An $n\times m$ matrix $C$ records raw genotypes, with rows indexed by $n$ samples and columns indexed by $m$ bialellic autosomal variants; $C_{ij}$ is the number of alternate alleles of variant $j$ carried by sample $i$, which can be 0, 1, 2, or missing. For each variant $j$, the sample alternate allele frequency $p_j$ is computed as half the mean of the non-missing entries of column $j$. Entries of $M$ are then mean-centered and variance-normalized as $$ M_{ij} = \frac{C_{ij}-2p_j}{\sqrt{2p_j(1-p_j)m}}, $$ with $M_{ij} = 0$ for $C_{ij}$ missing (i.e. mean genotype imputation). This scaling normalizes genotype variances to a common value $1/m$ for variants in Hardy-Weinberg equilibrium and is further motivated in the paper cited above. (The resulting amplification of signal from the low end of the allele frequency spectrum will also introduce noise for rare variants; common practice is to filter out variants with minor allele frequency below some cutoff.) The factor $1/m$ gives each sample row approximately unit total variance (assuming linkage equilibrium) and yields the sample correlation or genetic relationship matrix (GRM) as simply $MM^T$.

PCA then computes the SVD $$ M = USV^T $$ where columns of $U$ are left singular vectors (orthonormal in $\mathbb{R}^n$), columns of $V$ are right singular vectors (orthonormal in $\mathbb{R}^m$), and $S=\mathrm{diag}(s_1, s_2, \ldots)$ with ordered singular values $s_1 \ge s_2 \ge \cdots \ge 0$. Typically one computes only the first $k$ singular vectors and values, yielding the best rank $k$ approximation $U_k S_k V_k^T$ of $M$; the truncations $U_k$, $S_k$ and $V_k$ are $n\times k$, $k\times k$ and $m\times k$ respectively.

From the perspective of the samples or rows of $M$ as data, $V_k$ contains the variant loadings for the first $k$ PCs while $MV_k = U_k S_k$ contains the first $k$ PC scores of each sample. The loadings represent a new basis of features while the scores represent the projected data on those features. The eigenvalues of the GRM $MM^T$ are the squares of the singular values $s_1^2, s_2^2, \ldots$, which represent the variances carried by the respective PCs.

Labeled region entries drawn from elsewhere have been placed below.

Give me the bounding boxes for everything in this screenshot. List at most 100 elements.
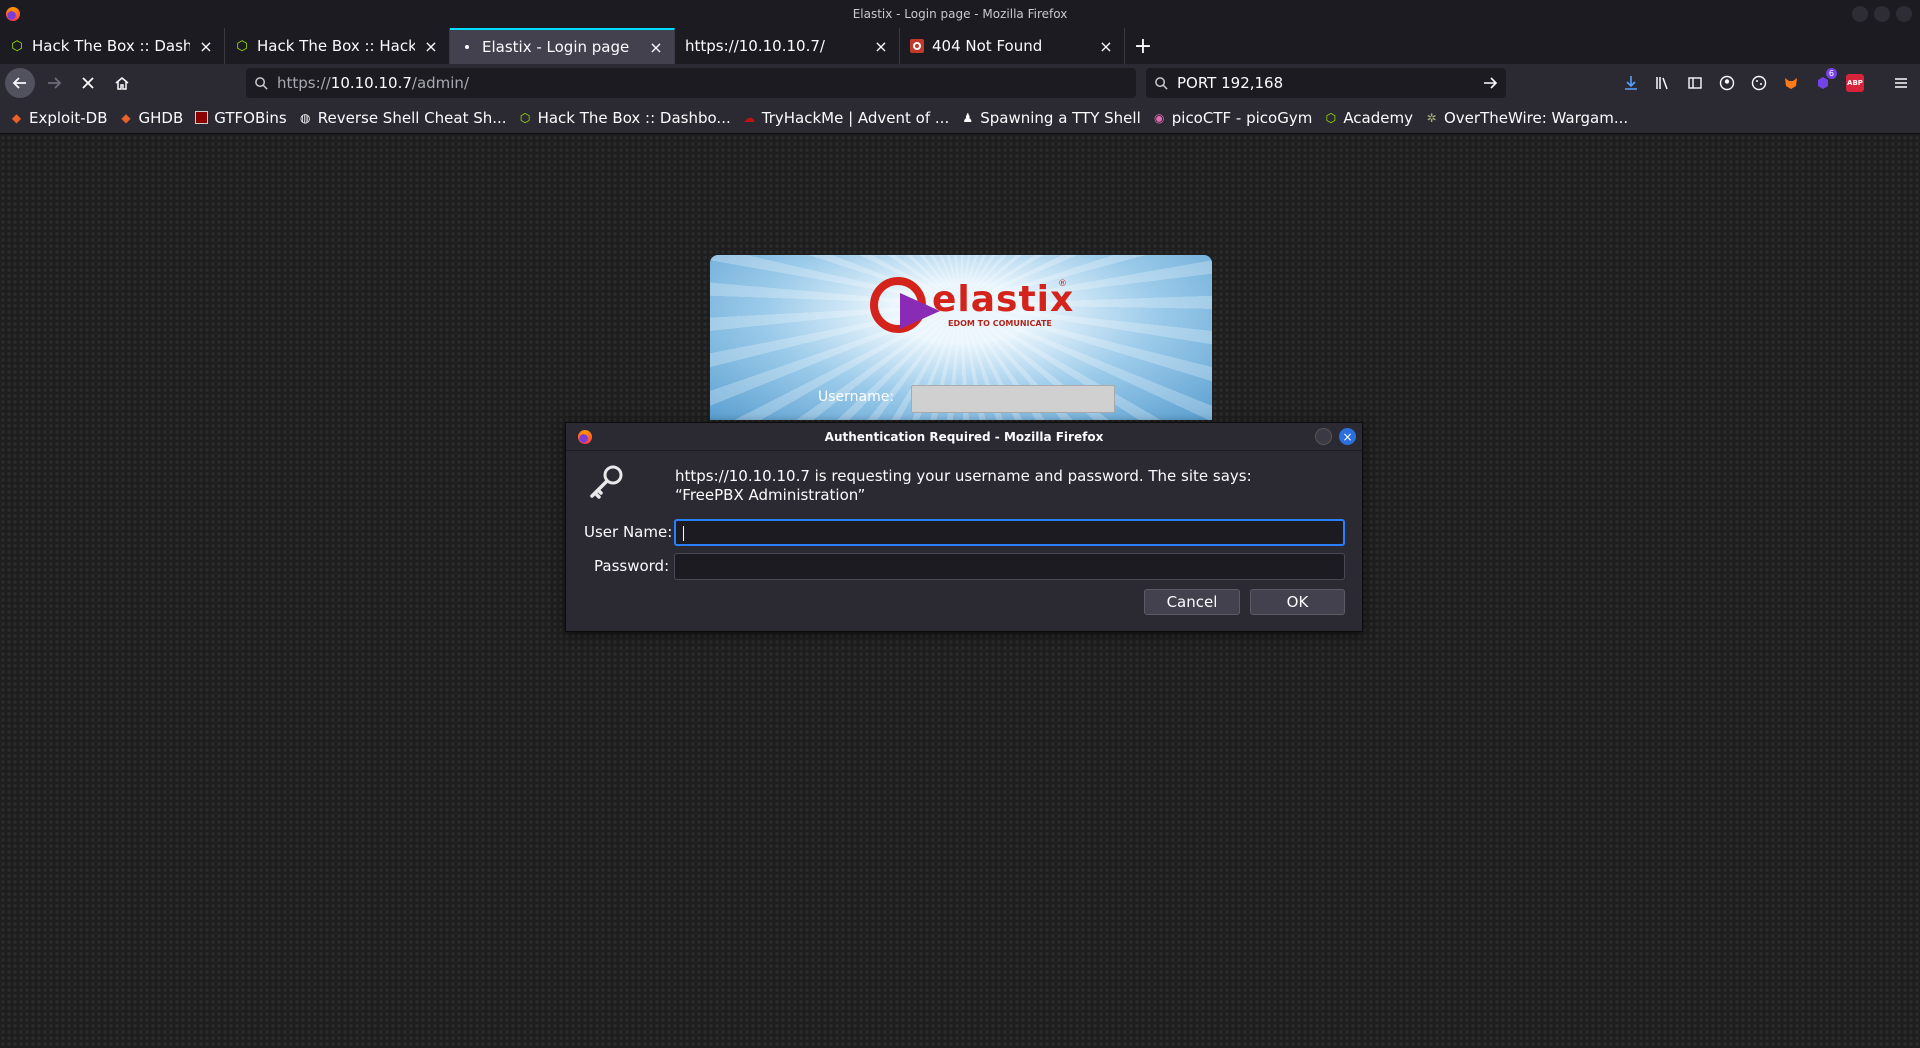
bookmark-label: Spawning a TTY Shell [980,108,1141,127]
tab-htb-hack[interactable]: ⬡ Hack The Box :: Hack Th × [225,28,450,64]
bookmark-tty-shell[interactable]: ♟ Spawning a TTY Shell [961,108,1141,127]
back-button[interactable] [5,68,35,98]
firefox-icon [578,430,592,444]
tab-htb-dashboard[interactable]: ⬡ Hack The Box :: Dashbo × [0,28,225,64]
maximize-button[interactable] [1874,6,1890,22]
close-window-button[interactable] [1896,6,1912,22]
close-tab-icon[interactable]: × [423,37,439,56]
password-label: Password: [594,557,670,575]
bookmark-picoctf[interactable]: ◉ picoCTF - picoGym [1153,108,1313,127]
bookmarks-toolbar: ◆ Exploit-DB ◆ GHDB GTFOBins ◍ Reverse S… [0,102,1920,134]
bookmark-overthewire[interactable]: ✲ OverTheWire: Wargam... [1425,109,1628,127]
htb-cube-icon: ⬡ [519,110,531,125]
bookmark-label: Exploit-DB [29,108,108,127]
logo-text: elastix [932,279,1075,320]
cookie-icon[interactable] [1746,70,1772,96]
dialog-title: Authentication Required - Mozilla Firefo… [824,429,1104,444]
firefox-icon [6,7,20,21]
bookmark-ghdb[interactable]: ◆ GHDB [120,108,184,127]
elastix-username-input[interactable] [911,385,1115,413]
downloads-icon[interactable] [1618,70,1644,96]
url-text: https://10.10.10.7/admin/ [277,74,469,92]
search-icon [1155,76,1168,90]
bookmark-label: Hack The Box :: Dashbo... [537,108,731,127]
new-tab-button[interactable]: + [1125,28,1161,64]
tab-label: 404 Not Found [932,37,1043,55]
username-label: User Name: [584,523,673,541]
go-arrow-icon[interactable] [1482,75,1498,91]
tab-label: https://10.10.10.7/ [685,37,825,55]
bookmark-academy[interactable]: ⬡ Academy [1324,109,1413,127]
close-tab-icon[interactable]: × [1098,37,1114,56]
bookmark-gtfobins[interactable]: GTFOBins [195,108,287,127]
htb-cube-icon: ⬡ [236,38,248,54]
arrow-left-icon [12,77,26,89]
bookmark-label: picoCTF - picoGym [1171,108,1313,127]
loading-dot-icon [465,45,469,49]
arrow-right-icon [48,77,62,89]
search-bar[interactable]: PORT 192,168 [1146,68,1506,98]
bookmark-label: GTFOBins [214,108,287,127]
tty-icon: ♟ [962,110,974,125]
cancel-button[interactable]: Cancel [1144,589,1240,615]
minimize-button[interactable] [1852,6,1868,22]
tab-https-url[interactable]: https://10.10.10.7/ × [675,28,900,64]
bookmark-exploit-db[interactable]: ◆ Exploit-DB [10,109,108,127]
bookmark-label: GHDB [138,108,184,127]
library-icon[interactable] [1650,70,1676,96]
stop-loading-button[interactable] [73,68,103,98]
bookmark-label: TryHackMe | Advent of ... [761,108,950,127]
extension-badge: 6 [1825,68,1837,79]
foxyproxy-icon[interactable] [1778,70,1804,96]
username-input[interactable] [674,519,1345,546]
toolbar-right: 6 ABP [1618,64,1920,102]
extension-icon[interactable]: 6 [1810,68,1837,96]
overthewire-icon: ✲ [1426,110,1437,125]
exploitdb-icon: ◆ [11,110,22,125]
search-icon [255,76,268,90]
error-page-icon [910,39,924,53]
tab-strip: ⬡ Hack The Box :: Dashbo × ⬡ Hack The Bo… [0,28,1920,64]
ok-button[interactable]: OK [1250,589,1345,615]
url-bar[interactable]: https://10.10.10.7/admin/ [246,68,1136,98]
dialog-message: https://10.10.10.7 is requesting your us… [675,467,1252,504]
htb-cube-icon: ⬡ [1325,110,1337,125]
text-caret [683,526,684,541]
bookmark-tryhackme[interactable]: ☁ TryHackMe | Advent of ... [743,109,949,127]
elastix-login-panel: elastix ® EDOM TO COMUNICATE Username: [710,255,1212,420]
elastix-username-label: Username: [818,389,895,405]
window-titlebar: Elastix - Login page - Mozilla Firefox [0,0,1920,28]
forward-button[interactable] [39,68,69,98]
dialog-titlebar: Authentication Required - Mozilla Firefo… [566,423,1362,451]
account-icon[interactable] [1714,70,1740,96]
home-button[interactable] [107,68,137,98]
dialog-window-controls: × [1315,428,1356,445]
tryhackme-icon: ☁ [743,110,756,125]
stop-x-icon [82,77,94,89]
close-tab-icon[interactable]: × [873,37,889,56]
dialog-close-button[interactable]: × [1339,428,1356,445]
bookmark-reverse-shell[interactable]: ◍ Reverse Shell Cheat Sh... [299,109,507,127]
hamburger-menu-icon[interactable] [1888,70,1914,96]
dialog-minimize-button[interactable] [1315,428,1332,445]
window-controls [1852,6,1912,22]
bookmark-label: OverTheWire: Wargam... [1444,108,1629,127]
key-icon [590,465,623,499]
close-tab-icon[interactable]: × [198,37,214,56]
bookmark-label: Reverse Shell Cheat Sh... [317,108,507,127]
htb-cube-icon: ⬡ [11,38,23,54]
adblock-plus-icon[interactable]: ABP [1842,70,1868,96]
tab-404[interactable]: 404 Not Found × [900,28,1125,64]
elastix-logo: elastix ® EDOM TO COMUNICATE [870,275,1073,335]
nav-bar: https://10.10.10.7/admin/ PORT 192,168 6 [0,64,1920,102]
abp-label: ABP [1846,74,1864,92]
bookmark-htb-dashboard[interactable]: ⬡ Hack The Box :: Dashbo... [519,109,731,127]
tab-elastix-login[interactable]: Elastix - Login page × [450,28,675,64]
picoctf-icon: ◉ [1154,110,1165,125]
password-input[interactable] [674,553,1345,580]
close-tab-icon[interactable]: × [648,38,664,57]
sidebar-icon[interactable] [1682,70,1708,96]
tab-label: Hack The Box :: Hack Th [257,37,415,55]
logo-registered: ® [1058,279,1067,289]
home-icon [115,77,129,90]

Note: In PLINK/GCTA the GRM is taken as the starting point and it is computed slightly differently with regard to missing data. Here the $ij$ entry of $MM^T$ is simply the dot product of rows $i$ and $j$ of $M$; in terms of $C$ it is $$ \frac{1}{m}\sum{l\in\mathcal{C}i\cap\mathcal{C}j}\frac{(C{il}-2p_l)(C{jl} - 2p_l)}{2p_l(1-p_l)} $$ where $\mathcal{C}i = {l\mid C{il}\text{ is non-missing}}$. In PLINK/GCTA the denominator $m$ is replaced with the number of terms in the sum $\lvert\mathcal{C}_i\cap\mathcal{C}_j\rvert$, i.e. the number of variants where both samples have non-missing genotypes. While this is arguably a better estimator of the true GRM (trading shrinkage for noise), it has the drawback that one loses the clean interpretation of the loadings and scores as features and projections.

Separately, for the PCs PLINK/GCTA output the eigenvectors of the GRM; even ignoring the above discrepancy that means the left singular vectors $U_k$ instead of the component scores $U_k S_k$. While this is just a matter of the scale on each PC, the scores have the advantage of representing true projections of the data onto features with the variance of a score reflecting the variance explained by the corresponding feature. (In PC bi-plots this amounts to a change in aspect ratio; for use of PCs as covariates in regression it is immaterial.)